На кругу атаман словесами зазря не истекал:

— Станичники, братва, кому служили досель? — речь была с придыхом и волнующими срывами. — Мошне вечно дырчатой и стервятнику докучному. Ноне предлагаю, кто хошь: айда со мной на государеву службу. По Волге рубежной дозорить станем. Что нам тут? Ясырь наш давно в Астрахани да в Хиве. Корабль вчера упустили, ребят только верных потеряли, деньгой сейчас не богаты. Да и не за тем дело… Будет у нас одна господская голова — православный царь, божий помазок. Кто доныне поминал наших убитых во поле? Унылый бирюк выл над могилами безымянными, да кабан угрюмый копытищами чёрными грязь взрывал над закопанными братами. Теперича отпевать нас станут в церквах православных как страдальцев за дело христово, клянусь пупком Пресвятой Богородицы. Но неволить не стану. Вольному — воля… Да и Волга-то с нами, а мы на Волге.

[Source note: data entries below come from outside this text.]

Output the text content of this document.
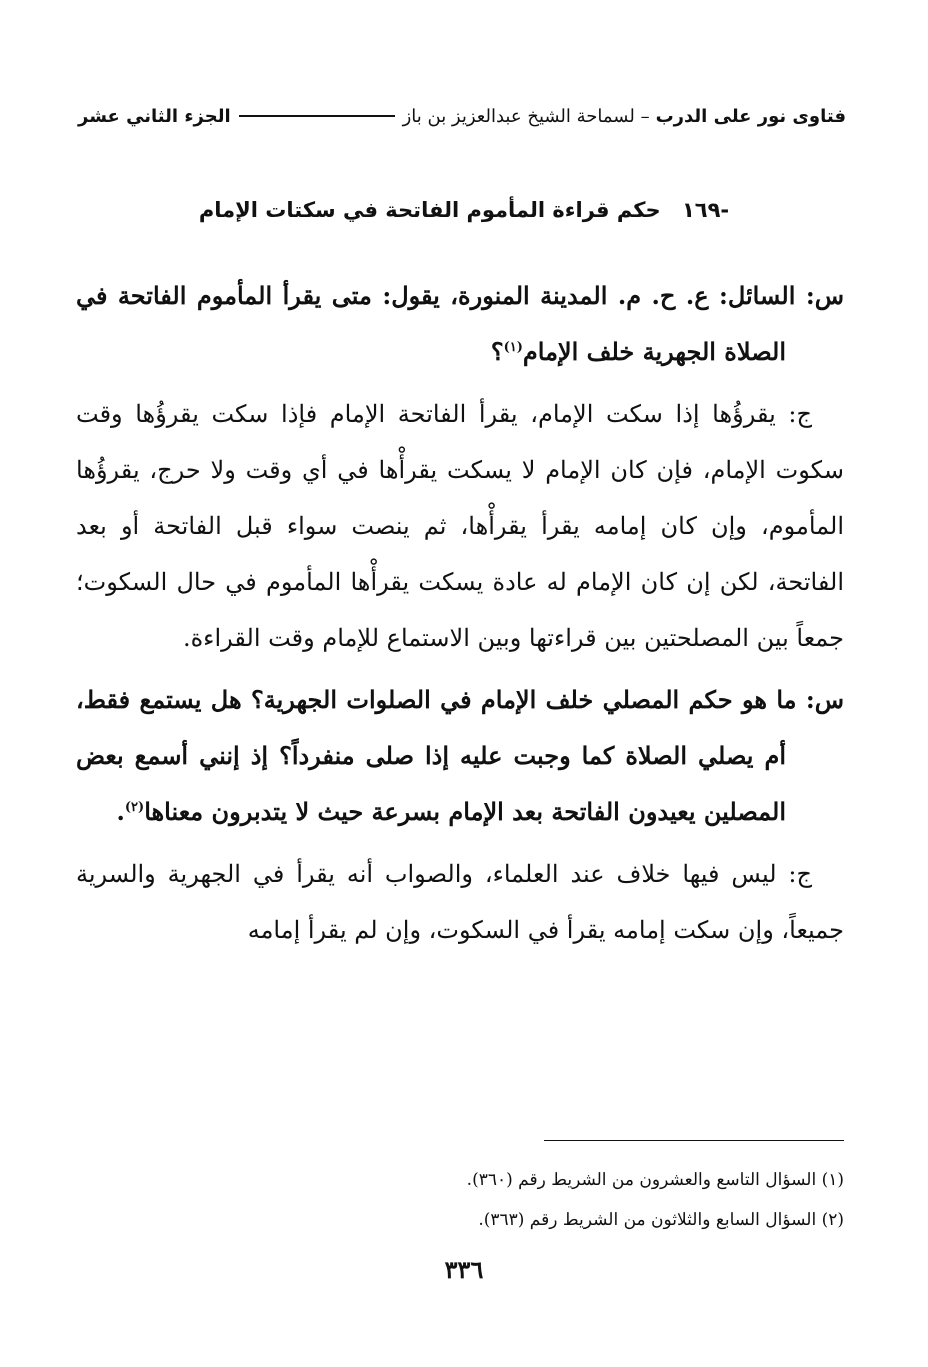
فتاوى نور على الدرب
– لسماحة الشيخ عبدالعزيز بن باز
الجزء الثاني عشر
-١٦٩ حكم قراءة المأموم الفاتحة في سكتات الإمام

س: السائل: ع. ح. م. المدينة المنورة، يقول: متى يقرأ المأموم الفاتحة في الصلاة الجهرية خلف الإمام$^{(١)}$؟

ج: يقرؤُها إذا سكت الإمام، يقرأ الفاتحة الإمام فإذا سكت يقرؤُها وقت سكوت الإمام، فإن كان الإمام لا يسكت يقرأْها في أي وقت ولا حرج، يقرؤُها المأموم، وإن كان إمامه يقرأ يقرأْها، ثم ينصت سواء قبل الفاتحة أو بعد الفاتحة، لكن إن كان الإمام له عادة يسكت يقرأْها المأموم في حال السكوت؛ جمعاً بين المصلحتين بين قراءتها وبين الاستماع للإمام وقت القراءة.

س: ما هو حكم المصلي خلف الإمام في الصلوات الجهرية؟ هل يستمع فقط، أم يصلي الصلاة كما وجبت عليه إذا صلى منفرداً؟ إذ إنني أسمع بعض المصلين يعيدون الفاتحة بعد الإمام بسرعة حيث لا يتدبرون معناها$^{(٢)}$.

ج: ليس فيها خلاف عند العلماء، والصواب أنه يقرأ في الجهرية والسرية جميعاً، وإن سكت إمامه يقرأ في السكوت، وإن لم يقرأ إمامه

(١) السؤال التاسع والعشرون من الشريط رقم (٣٦٠).
(٢) السؤال السابع والثلاثون من الشريط رقم (٣٦٣).
٣٣٦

Говорил просто, но Бердыш увидел сразу, каким влиянием пользуется литовский тихоглас Семейка. Кольцов сказал, в сущности, то ж, к чему вчера, прилагая все силы глотки, взывал он, Степан. Однако доходчивому слову атамана все внимали с открытым ртом.

Не веря глазам и ушам, по поощрительным возгласам Бердыш догадался: большинство за призыв Кольцова, вернее, его — Стёпину — приманку. Это была победа. Выгорело!

Вечерело, когда взбудораженные стрельцы увидали ползучее тучево. Сглотнув холмик, заколыхалось по всей шири пустоплесья: сверкливое, брянчливое, разномастное, многоголосое. Стрельцы было за ружья, но выступивший вперёд ладный конник одним взбросом руки упредил бесполезные стрельбы…

— Мил сокол, батюшка Степан Ермилыч! — восторгнулся Стрешнев. Дотоле тревожно щурившийся на казачью течь, он скинул с плеча тяжёлую аркебузу, перекрестился. — Неужто прокатило?

— Не катит у дураков и мертвяков, — отозвался Бердыш. — А меж казаков горячих голов полно, да нема дурных, а мертвяков в седле не держат…

Городской голова этакому обороту до того развеселился, что вопреки тайному наказу поостерёгся разоружать станичников и, тем более, лишать их боевых трофеев. На первых порах. А что? — мудро: изначальная неучтивость власти могла на корню подрубить хлипкое доверие сумасбродных повольников…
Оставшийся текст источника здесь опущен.